Klemetson, the local radio station manager, told me: “Every third person grows marijuana here. It’s a normal thing. But we also have an uncontrolled situation with growing in the wildlands. Just like in society at large, there are all sorts of people in the growing community.”

With the steady decriminalization of marijuana, pot has become (for some people, at least) a connoisseur item just like coffee or chocolate. Posh apothecaries in San Francisco and Seattle peddle boutique strains and, like wine, marijuana is now marketed by terroir – “the cult of the single origin,” as a friend of mine calls it. As NPR reported recently, California generally and Humboldt County specifically are top name brands when it comes to dope. Some Emerald Triangle growers worry that the environmental negligence of the trespass growers could impact their public image.

After they heard about the fisher poisonings, Humboldt locals Penny Andrews, Uti Deva, and Kerry Reynolds launched a campaign against the sale of rat poison. They went around to local horticulture supply shops and hardware stores and asked them to stop selling rodenticides. “We were upset that stores in our area were selling rat poison by the pallet,” Reynolds, who hosts a monthly radio show called Cannabis Consciousness, told me. “You can buy it in four-pound boxes. That is far more rat poison than is needed. “

She says that three area businesses agreed to stop selling rat poison. Reynolds then approached her county supervisor to ask if the board of supervisors could pass a resolution against the sale of rodenticides. Her grassroots lobbying worked. In May the Humboldt County Board of Supervisors passed a non-binding resolution urging stores in the county to cease selling rat poisons.

The resolution quickly received pushback from a chemical manufacturer called Reckitt Benckiser that makes the rat poison d-CON. In a letter to Humboldt supervisors, a company executive warned that the resolution “could have a profound impact on Humboldt County consumers by forcing them to choose from inferior, potentially more expensive, and possibly more dangerous pest management approaches.”

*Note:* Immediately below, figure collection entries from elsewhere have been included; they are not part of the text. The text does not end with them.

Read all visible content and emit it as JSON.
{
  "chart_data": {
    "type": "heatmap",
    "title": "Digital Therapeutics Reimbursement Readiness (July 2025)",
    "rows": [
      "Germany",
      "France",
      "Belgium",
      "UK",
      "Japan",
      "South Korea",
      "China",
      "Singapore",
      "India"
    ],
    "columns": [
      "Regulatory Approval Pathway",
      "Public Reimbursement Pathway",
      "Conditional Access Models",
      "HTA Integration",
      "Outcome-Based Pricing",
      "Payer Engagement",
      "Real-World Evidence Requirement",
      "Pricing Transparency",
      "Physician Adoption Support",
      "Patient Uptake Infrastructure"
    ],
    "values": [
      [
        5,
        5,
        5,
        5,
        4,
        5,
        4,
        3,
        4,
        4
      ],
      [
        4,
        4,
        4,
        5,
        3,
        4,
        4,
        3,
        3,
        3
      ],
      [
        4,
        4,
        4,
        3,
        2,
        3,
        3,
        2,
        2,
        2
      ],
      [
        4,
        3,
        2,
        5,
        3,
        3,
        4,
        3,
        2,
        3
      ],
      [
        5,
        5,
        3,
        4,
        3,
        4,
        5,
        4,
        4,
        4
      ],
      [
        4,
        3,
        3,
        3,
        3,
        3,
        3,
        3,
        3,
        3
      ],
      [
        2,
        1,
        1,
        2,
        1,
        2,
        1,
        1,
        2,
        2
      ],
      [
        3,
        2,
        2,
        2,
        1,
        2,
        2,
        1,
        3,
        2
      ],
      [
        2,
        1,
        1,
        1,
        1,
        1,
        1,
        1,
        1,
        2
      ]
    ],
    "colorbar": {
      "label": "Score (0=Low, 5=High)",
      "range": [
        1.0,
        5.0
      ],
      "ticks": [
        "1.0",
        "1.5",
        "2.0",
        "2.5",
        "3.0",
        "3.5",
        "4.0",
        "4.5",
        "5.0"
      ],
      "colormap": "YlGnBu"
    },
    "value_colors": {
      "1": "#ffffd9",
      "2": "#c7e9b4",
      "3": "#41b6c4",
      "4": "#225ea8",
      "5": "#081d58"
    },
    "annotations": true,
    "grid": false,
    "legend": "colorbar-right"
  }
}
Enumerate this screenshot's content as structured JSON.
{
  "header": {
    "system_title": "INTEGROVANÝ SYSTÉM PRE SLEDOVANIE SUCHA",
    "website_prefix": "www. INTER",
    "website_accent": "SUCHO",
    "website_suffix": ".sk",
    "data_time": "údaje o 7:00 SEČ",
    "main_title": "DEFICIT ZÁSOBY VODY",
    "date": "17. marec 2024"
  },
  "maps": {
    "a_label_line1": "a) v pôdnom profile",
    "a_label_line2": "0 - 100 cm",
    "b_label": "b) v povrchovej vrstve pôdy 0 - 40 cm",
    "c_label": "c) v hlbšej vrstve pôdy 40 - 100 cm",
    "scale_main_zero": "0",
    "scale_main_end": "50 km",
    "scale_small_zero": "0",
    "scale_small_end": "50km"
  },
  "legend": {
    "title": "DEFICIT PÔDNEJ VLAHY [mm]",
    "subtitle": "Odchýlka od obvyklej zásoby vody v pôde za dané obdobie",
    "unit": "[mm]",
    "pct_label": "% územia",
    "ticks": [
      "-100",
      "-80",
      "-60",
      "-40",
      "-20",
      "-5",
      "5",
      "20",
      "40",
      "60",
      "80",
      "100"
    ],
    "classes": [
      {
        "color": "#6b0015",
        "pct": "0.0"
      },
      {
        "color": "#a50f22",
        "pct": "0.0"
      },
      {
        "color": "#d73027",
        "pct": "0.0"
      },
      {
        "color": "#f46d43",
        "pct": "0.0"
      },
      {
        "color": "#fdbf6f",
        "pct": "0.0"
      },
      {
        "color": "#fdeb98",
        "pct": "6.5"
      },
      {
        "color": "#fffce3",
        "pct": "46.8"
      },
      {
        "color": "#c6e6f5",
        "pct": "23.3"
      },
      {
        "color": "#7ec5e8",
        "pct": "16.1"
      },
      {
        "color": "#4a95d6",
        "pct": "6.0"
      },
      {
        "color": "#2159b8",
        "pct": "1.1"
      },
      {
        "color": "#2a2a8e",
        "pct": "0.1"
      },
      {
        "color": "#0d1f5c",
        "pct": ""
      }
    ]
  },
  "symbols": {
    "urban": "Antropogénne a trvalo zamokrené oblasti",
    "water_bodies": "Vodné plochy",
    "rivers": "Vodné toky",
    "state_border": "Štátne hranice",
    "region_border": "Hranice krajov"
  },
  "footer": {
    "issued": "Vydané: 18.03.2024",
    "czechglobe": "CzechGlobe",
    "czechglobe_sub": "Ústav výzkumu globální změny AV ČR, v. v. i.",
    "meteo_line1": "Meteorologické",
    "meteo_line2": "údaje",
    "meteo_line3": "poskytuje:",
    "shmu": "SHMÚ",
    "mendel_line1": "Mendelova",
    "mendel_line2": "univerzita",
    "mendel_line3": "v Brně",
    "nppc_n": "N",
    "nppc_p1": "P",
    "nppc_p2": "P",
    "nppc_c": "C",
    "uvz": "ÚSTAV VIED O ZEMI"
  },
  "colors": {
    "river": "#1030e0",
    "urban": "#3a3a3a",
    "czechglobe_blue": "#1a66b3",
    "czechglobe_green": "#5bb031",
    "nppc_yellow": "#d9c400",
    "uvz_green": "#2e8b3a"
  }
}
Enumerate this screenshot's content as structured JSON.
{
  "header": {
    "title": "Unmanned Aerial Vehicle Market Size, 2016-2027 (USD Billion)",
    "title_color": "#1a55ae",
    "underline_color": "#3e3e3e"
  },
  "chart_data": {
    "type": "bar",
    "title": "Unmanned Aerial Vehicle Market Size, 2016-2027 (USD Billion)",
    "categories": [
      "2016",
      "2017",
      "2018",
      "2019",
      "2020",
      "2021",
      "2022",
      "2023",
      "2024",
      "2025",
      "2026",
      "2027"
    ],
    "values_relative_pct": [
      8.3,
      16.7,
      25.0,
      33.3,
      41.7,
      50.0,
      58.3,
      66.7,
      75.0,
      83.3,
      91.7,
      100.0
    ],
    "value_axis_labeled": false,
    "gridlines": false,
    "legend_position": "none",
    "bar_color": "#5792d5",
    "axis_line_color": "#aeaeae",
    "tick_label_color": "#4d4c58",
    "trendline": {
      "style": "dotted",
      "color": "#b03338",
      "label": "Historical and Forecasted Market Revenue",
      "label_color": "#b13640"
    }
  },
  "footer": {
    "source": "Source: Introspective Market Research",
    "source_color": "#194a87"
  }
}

“What was interesting was the response from the manufacturer – they seemed really out of touch with the complexity of the issue,” says Gary Graham Hughes, executive director of the local Environmental Protection Information Center. “They seemed completely unaware of this developing body of science that is showing this toxic material getting way far back in the backcountry and getting into the food chain.”

(Reckitt Benckiser did not respond to a request for comment.)

Environmental activists and growers say they are committed to continue exploring ways to make the pot growing industry more – I guess you could say – green. On Earth Day Humboldt State hosted a symposium on sustainable cannabis cultivation. A group called the Emerald Growers Association has put out a booklet on the most eco-friendly pot growing practices. And Humboldt locals says they want to pass other rat poison resolutions in the neighboring counties. “It’s about raising people’s awareness and it’s about public education,” Reynolds says. “No amount of rat poison is very good for wildlife.”

Correction: An earlier version of this story said that Humbolt resident Kerry Reynolds launched the campaign against rodenticide. In fact, the campaign was a joint effort by Penny Andres, Uti Deva, and Kerry Reynolds.